Mi amiga Lorena tuvo la suerte de tener una madre modista. Su madre se paseaba por el Corte Inglés o por la calle Serrano, miraba la ropa que estaba de moda en ese momento, le daba una vuelta o dos, y en un par de días mi amiga tenía una copia estupenda de algún vestido o abrigo de Dolce Gabana, Armani o lo que a su madre se le hubiera ocurrido.
¡Qué suerte tenía mi amiga! ¿verdad? O no…Y el no, viene por el hecho de que mi amiga nunca eligió la ropa que quería llevar, era su madre la que decidía por ella. A Lorena su madre nunca le preguntó si era esa la ropa que quería llevar y Lorena tampoco lo reclamó (Con la suerte qué tenía o, más bien, con el sentimiento de culpa que le generaba pedir su espacio…Al fin y al cabo, su madre lo había hecho con mucho cariño y esfuerzo).

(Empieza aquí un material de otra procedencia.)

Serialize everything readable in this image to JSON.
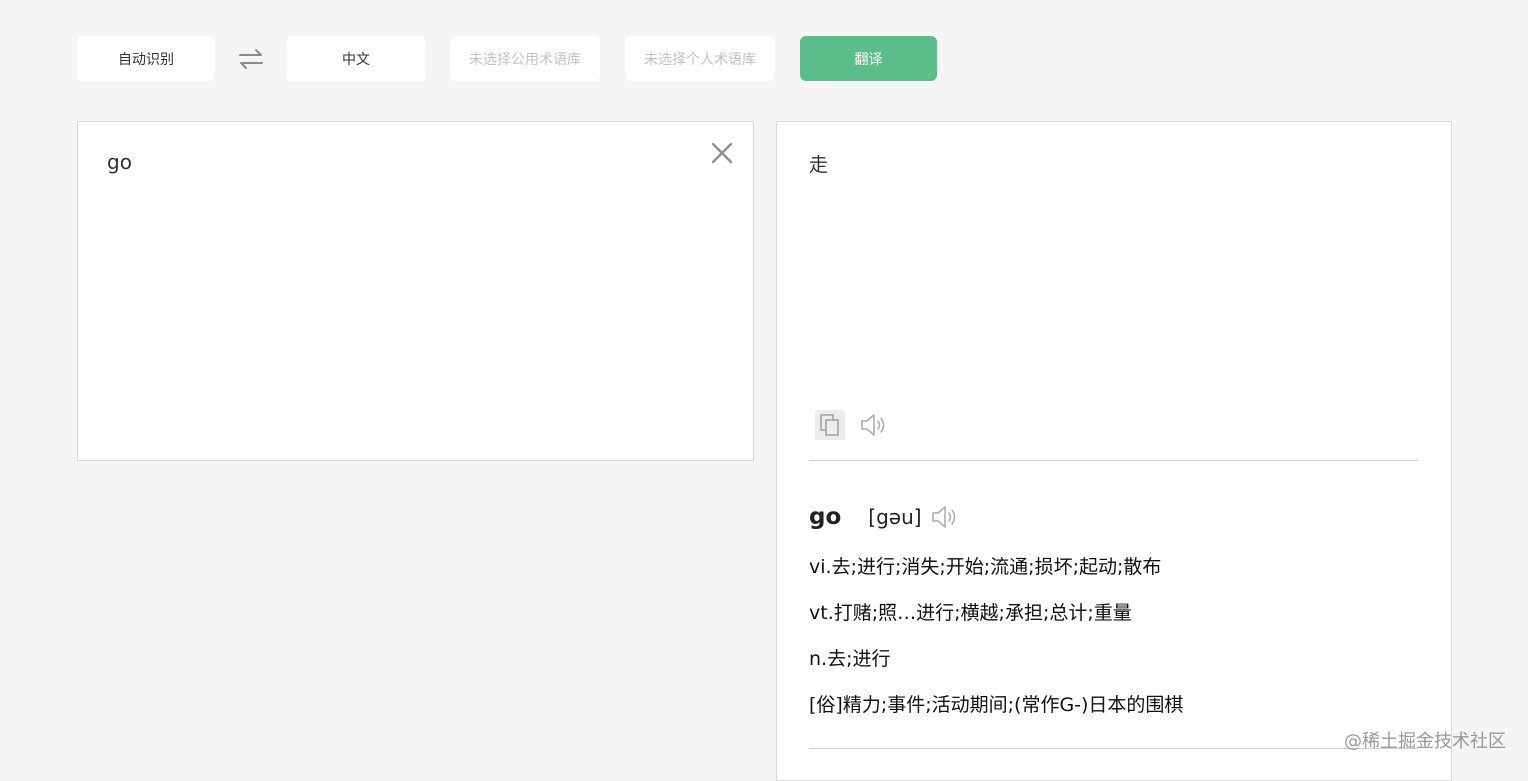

Pero, claro, ¿qué le ocurre ahora a Lorena? Pues que no sabe muy bien qué le gusta…ni en cuestión de ropa, ni lo que quiere hacer con su vida.
Y todo por un amor mal entendido. La madre de Lorena trataba de darle lo que creía que era lo mejor y lo hacía de todo corazón; pero en ese darle lo mejor se lo olvidó que lo mejor para ella, igual no era lo que quería su hija. Es como cuando alguien hace un regalo pensado en sí mismo en vez de la persona a la que se lo va a regalar; puede ser que se acierte, pero hay una alta probabilidad de que no.

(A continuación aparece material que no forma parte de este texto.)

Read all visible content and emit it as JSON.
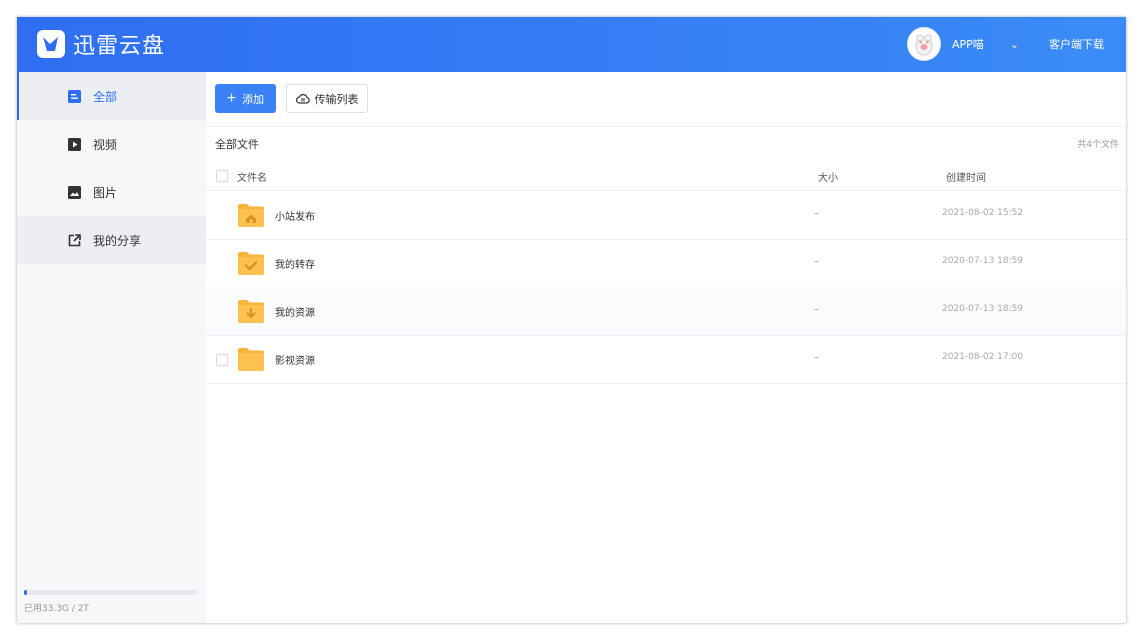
{
  "app": {
    "brand": "迅雷云盘"
  },
  "header": {
    "username": "APP喵",
    "client_download": "客户端下载",
    "caret": "⌄"
  },
  "sidebar": {
    "items": [
      {
        "label": "全部",
        "icon": "list-icon"
      },
      {
        "label": "视频",
        "icon": "video-icon"
      },
      {
        "label": "图片",
        "icon": "image-icon"
      },
      {
        "label": "我的分享",
        "icon": "share-icon"
      }
    ],
    "storage": {
      "text": "已用33.3G / 2T",
      "used_fraction": 0.017
    }
  },
  "toolbar": {
    "add_label": "添加",
    "transfer_label": "传输列表"
  },
  "breadcrumb": "全部文件",
  "file_count": "共4个文件",
  "table": {
    "headers": {
      "name": "文件名",
      "size": "大小",
      "time": "创建时间"
    },
    "rows": [
      {
        "name": "小站发布",
        "size": "–",
        "time": "2021-08-02 15:52",
        "badge": "home"
      },
      {
        "name": "我的转存",
        "size": "–",
        "time": "2020-07-13 18:59",
        "badge": "check"
      },
      {
        "name": "我的资源",
        "size": "–",
        "time": "2020-07-13 18:59",
        "badge": "download"
      },
      {
        "name": "影视资源",
        "size": "–",
        "time": "2021-08-02 17:00",
        "badge": "none"
      }
    ]
  },
  "colors": {
    "brand": "#2f6ef2",
    "folder": "#f8b43a"
  }
}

Por otro lado, Lorena se sentía culpable porque, a veces, no podía decir a su madre que aquello que le había hecho no era lo que ella quería.
Cuando a los niños se les da todo hecho, dicho y no tienen margen de elección, pero en realidad no les estamos ayudando a convertirse en adultos responsables. Los niños, por pequeños que sean, tienen que aprender a elegir lo que quieren (aunque a nosotros hubiéramos elegido otra cosa). Pueden elegir qué ropa ponerse, a qué jugar, o qué fruta tomar en la merienda… Son pequeñas elecciones que les permiten conocerse a sí mismos, e ir aprendido cómo se realiza el proceso de decisión.

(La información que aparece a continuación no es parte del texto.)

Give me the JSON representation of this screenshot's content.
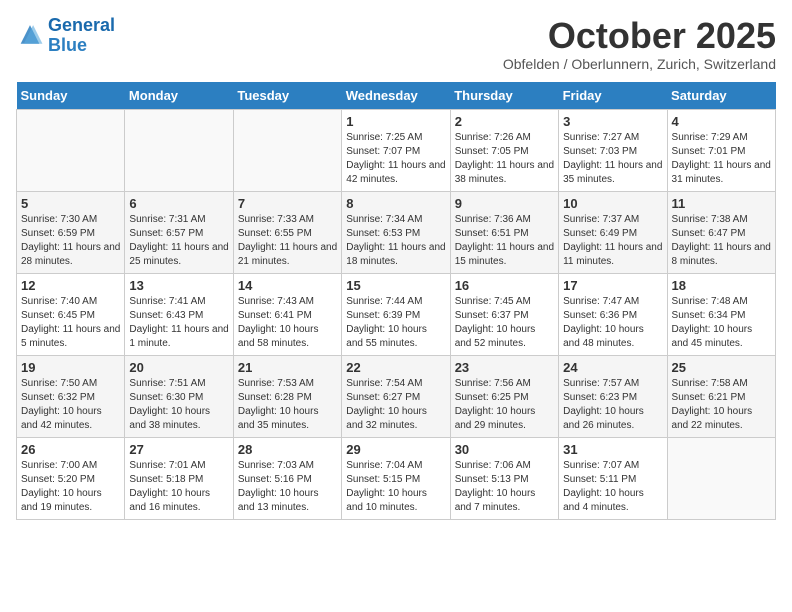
{
  "header": {
    "logo_line1": "General",
    "logo_line2": "Blue",
    "month_title": "October 2025",
    "subtitle": "Obfelden / Oberlunnern, Zurich, Switzerland"
  },
  "days_of_week": [
    "Sunday",
    "Monday",
    "Tuesday",
    "Wednesday",
    "Thursday",
    "Friday",
    "Saturday"
  ],
  "weeks": [
    [
      {
        "day": "",
        "sunrise": "",
        "sunset": "",
        "daylight": ""
      },
      {
        "day": "",
        "sunrise": "",
        "sunset": "",
        "daylight": ""
      },
      {
        "day": "",
        "sunrise": "",
        "sunset": "",
        "daylight": ""
      },
      {
        "day": "1",
        "sunrise": "Sunrise: 7:25 AM",
        "sunset": "Sunset: 7:07 PM",
        "daylight": "Daylight: 11 hours and 42 minutes."
      },
      {
        "day": "2",
        "sunrise": "Sunrise: 7:26 AM",
        "sunset": "Sunset: 7:05 PM",
        "daylight": "Daylight: 11 hours and 38 minutes."
      },
      {
        "day": "3",
        "sunrise": "Sunrise: 7:27 AM",
        "sunset": "Sunset: 7:03 PM",
        "daylight": "Daylight: 11 hours and 35 minutes."
      },
      {
        "day": "4",
        "sunrise": "Sunrise: 7:29 AM",
        "sunset": "Sunset: 7:01 PM",
        "daylight": "Daylight: 11 hours and 31 minutes."
      }
    ],
    [
      {
        "day": "5",
        "sunrise": "Sunrise: 7:30 AM",
        "sunset": "Sunset: 6:59 PM",
        "daylight": "Daylight: 11 hours and 28 minutes."
      },
      {
        "day": "6",
        "sunrise": "Sunrise: 7:31 AM",
        "sunset": "Sunset: 6:57 PM",
        "daylight": "Daylight: 11 hours and 25 minutes."
      },
      {
        "day": "7",
        "sunrise": "Sunrise: 7:33 AM",
        "sunset": "Sunset: 6:55 PM",
        "daylight": "Daylight: 11 hours and 21 minutes."
      },
      {
        "day": "8",
        "sunrise": "Sunrise: 7:34 AM",
        "sunset": "Sunset: 6:53 PM",
        "daylight": "Daylight: 11 hours and 18 minutes."
      },
      {
        "day": "9",
        "sunrise": "Sunrise: 7:36 AM",
        "sunset": "Sunset: 6:51 PM",
        "daylight": "Daylight: 11 hours and 15 minutes."
      },
      {
        "day": "10",
        "sunrise": "Sunrise: 7:37 AM",
        "sunset": "Sunset: 6:49 PM",
        "daylight": "Daylight: 11 hours and 11 minutes."
      },
      {
        "day": "11",
        "sunrise": "Sunrise: 7:38 AM",
        "sunset": "Sunset: 6:47 PM",
        "daylight": "Daylight: 11 hours and 8 minutes."
      }
    ],
    [
      {
        "day": "12",
        "sunrise": "Sunrise: 7:40 AM",
        "sunset": "Sunset: 6:45 PM",
        "daylight": "Daylight: 11 hours and 5 minutes."
      },
      {
        "day": "13",
        "sunrise": "Sunrise: 7:41 AM",
        "sunset": "Sunset: 6:43 PM",
        "daylight": "Daylight: 11 hours and 1 minute."
      },
      {
        "day": "14",
        "sunrise": "Sunrise: 7:43 AM",
        "sunset": "Sunset: 6:41 PM",
        "daylight": "Daylight: 10 hours and 58 minutes."
      },
      {
        "day": "15",
        "sunrise": "Sunrise: 7:44 AM",
        "sunset": "Sunset: 6:39 PM",
        "daylight": "Daylight: 10 hours and 55 minutes."
      },
      {
        "day": "16",
        "sunrise": "Sunrise: 7:45 AM",
        "sunset": "Sunset: 6:37 PM",
        "daylight": "Daylight: 10 hours and 52 minutes."
      },
      {
        "day": "17",
        "sunrise": "Sunrise: 7:47 AM",
        "sunset": "Sunset: 6:36 PM",
        "daylight": "Daylight: 10 hours and 48 minutes."
      },
      {
        "day": "18",
        "sunrise": "Sunrise: 7:48 AM",
        "sunset": "Sunset: 6:34 PM",
        "daylight": "Daylight: 10 hours and 45 minutes."
      }
    ],
    [
      {
        "day": "19",
        "sunrise": "Sunrise: 7:50 AM",
        "sunset": "Sunset: 6:32 PM",
        "daylight": "Daylight: 10 hours and 42 minutes."
      },
      {
        "day": "20",
        "sunrise": "Sunrise: 7:51 AM",
        "sunset": "Sunset: 6:30 PM",
        "daylight": "Daylight: 10 hours and 38 minutes."
      },
      {
        "day": "21",
        "sunrise": "Sunrise: 7:53 AM",
        "sunset": "Sunset: 6:28 PM",
        "daylight": "Daylight: 10 hours and 35 minutes."
      },
      {
        "day": "22",
        "sunrise": "Sunrise: 7:54 AM",
        "sunset": "Sunset: 6:27 PM",
        "daylight": "Daylight: 10 hours and 32 minutes."
      },
      {
        "day": "23",
        "sunrise": "Sunrise: 7:56 AM",
        "sunset": "Sunset: 6:25 PM",
        "daylight": "Daylight: 10 hours and 29 minutes."
      },
      {
        "day": "24",
        "sunrise": "Sunrise: 7:57 AM",
        "sunset": "Sunset: 6:23 PM",
        "daylight": "Daylight: 10 hours and 26 minutes."
      },
      {
        "day": "25",
        "sunrise": "Sunrise: 7:58 AM",
        "sunset": "Sunset: 6:21 PM",
        "daylight": "Daylight: 10 hours and 22 minutes."
      }
    ],
    [
      {
        "day": "26",
        "sunrise": "Sunrise: 7:00 AM",
        "sunset": "Sunset: 5:20 PM",
        "daylight": "Daylight: 10 hours and 19 minutes."
      },
      {
        "day": "27",
        "sunrise": "Sunrise: 7:01 AM",
        "sunset": "Sunset: 5:18 PM",
        "daylight": "Daylight: 10 hours and 16 minutes."
      },
      {
        "day": "28",
        "sunrise": "Sunrise: 7:03 AM",
        "sunset": "Sunset: 5:16 PM",
        "daylight": "Daylight: 10 hours and 13 minutes."
      },
      {
        "day": "29",
        "sunrise": "Sunrise: 7:04 AM",
        "sunset": "Sunset: 5:15 PM",
        "daylight": "Daylight: 10 hours and 10 minutes."
      },
      {
        "day": "30",
        "sunrise": "Sunrise: 7:06 AM",
        "sunset": "Sunset: 5:13 PM",
        "daylight": "Daylight: 10 hours and 7 minutes."
      },
      {
        "day": "31",
        "sunrise": "Sunrise: 7:07 AM",
        "sunset": "Sunset: 5:11 PM",
        "daylight": "Daylight: 10 hours and 4 minutes."
      },
      {
        "day": "",
        "sunrise": "",
        "sunset": "",
        "daylight": ""
      }
    ]
  ]
}
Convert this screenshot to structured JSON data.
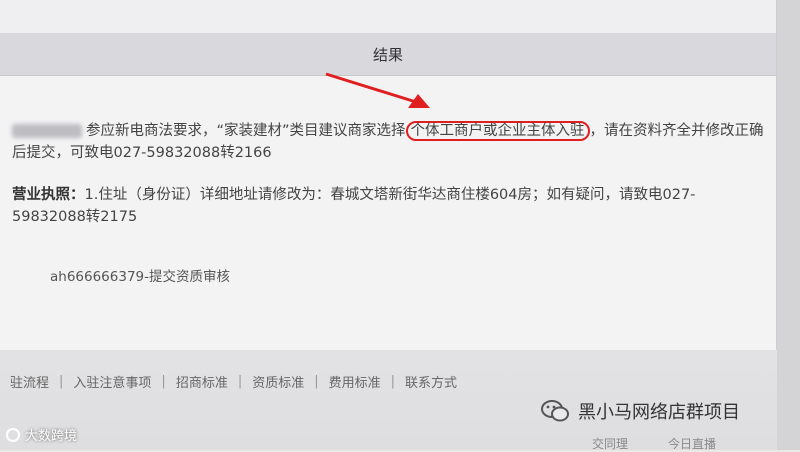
{
  "header": {
    "title": "结果"
  },
  "message": {
    "line1_prefix": "参应新电商法要求，“家装建材”类目建议商家选择",
    "highlight": "个体工商户或企业主体入驻",
    "line1_suffix": "，请在资料齐全并修改正确后提交，可致电027-59832088转2166"
  },
  "license": {
    "label": "营业执照：",
    "text": "1.住址（身份证）详细地址请修改为：春城文塔新街华达商住楼604房；如有疑问，请致电027-59832088转2175"
  },
  "submit_log": "ah666666379-提交资质审核",
  "footer": {
    "links": [
      "驻流程",
      "入驻注意事项",
      "招商标准",
      "资质标准",
      "费用标准",
      "联系方式"
    ]
  },
  "watermarks": {
    "left": "大数跨境",
    "right": "黑小马网络店群项目",
    "bottom_left": "交同理",
    "bottom_right": "今日直播"
  },
  "colors": {
    "highlight": "#e02020",
    "arrow": "#e02020"
  }
}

¿Y cómo es este proceso de decisión? ¿En qué se basan las decisiones que tomamos? Pues se basan en dos cosas fundamentalmente:
- Una son las experiencias previas y la información que tenemos sobre el hecho en cuestión. Comparamos con experiencias o hechos similares que ocurrieron en el pasado y valoramos si el resultado de esa elección fue placentero o no.
- Y la otra cuestión es la proyección de futuro que hacemos sobre esa elección.
Por ejemplo, conocemos a una persona y empezamos buscar puntos en común que tenemos con esa persona, y la comparamos con personas similares que hayamos conocido en el pasado (a nivel físico, intelectual, de valores…), y con toda esa información proyectamos cómo creemos que se va a desarrollar esa relación.
Todo esto ocurren en nuestra mente de manera inconsciente. El resultado es que muchas veces nos relacionamos con la idea que tenemos de esa persona, más que con la persona en sí misma que está delante de nosotros. Y necesitamos de tiempo y de la experiencia para verificar si nuestra idea y la realidad se aproximan. A veces es fácil darnos cuenta de la diferencia entre una cosa y otra, pero en otras ocasiones es complicado e incluso doloroso tomar conciencia de que el mundo no es como nos lo hemos imaginado. Podemos optar por vivir en un mundo de fantasía, aunque esto no es una forma muy certera de vivir, porque llegará un día en el que la realidad reclame su lugar, para bien (porque la realidad puede superar a la ficción) o para mal; o bien aceptar la realidad y afrontar las consecuencias de nuestras elecciones.
Un ejemplo de esto se ve fácilmente en parejas donde se idealiza a la otra persona, y no se relaciona con la persona con la que realmente tiene delante; dando lugar a muchos problemas y sufrimientos.
Pero la única forma de aprender a elegir, es eligiendo y siendo conscientes que la elección que realicemos puede no dar como resultado lo que nosotros esperamos; y sabiendo que esa elección nos preparará para realizar una mejor elección en el futuro.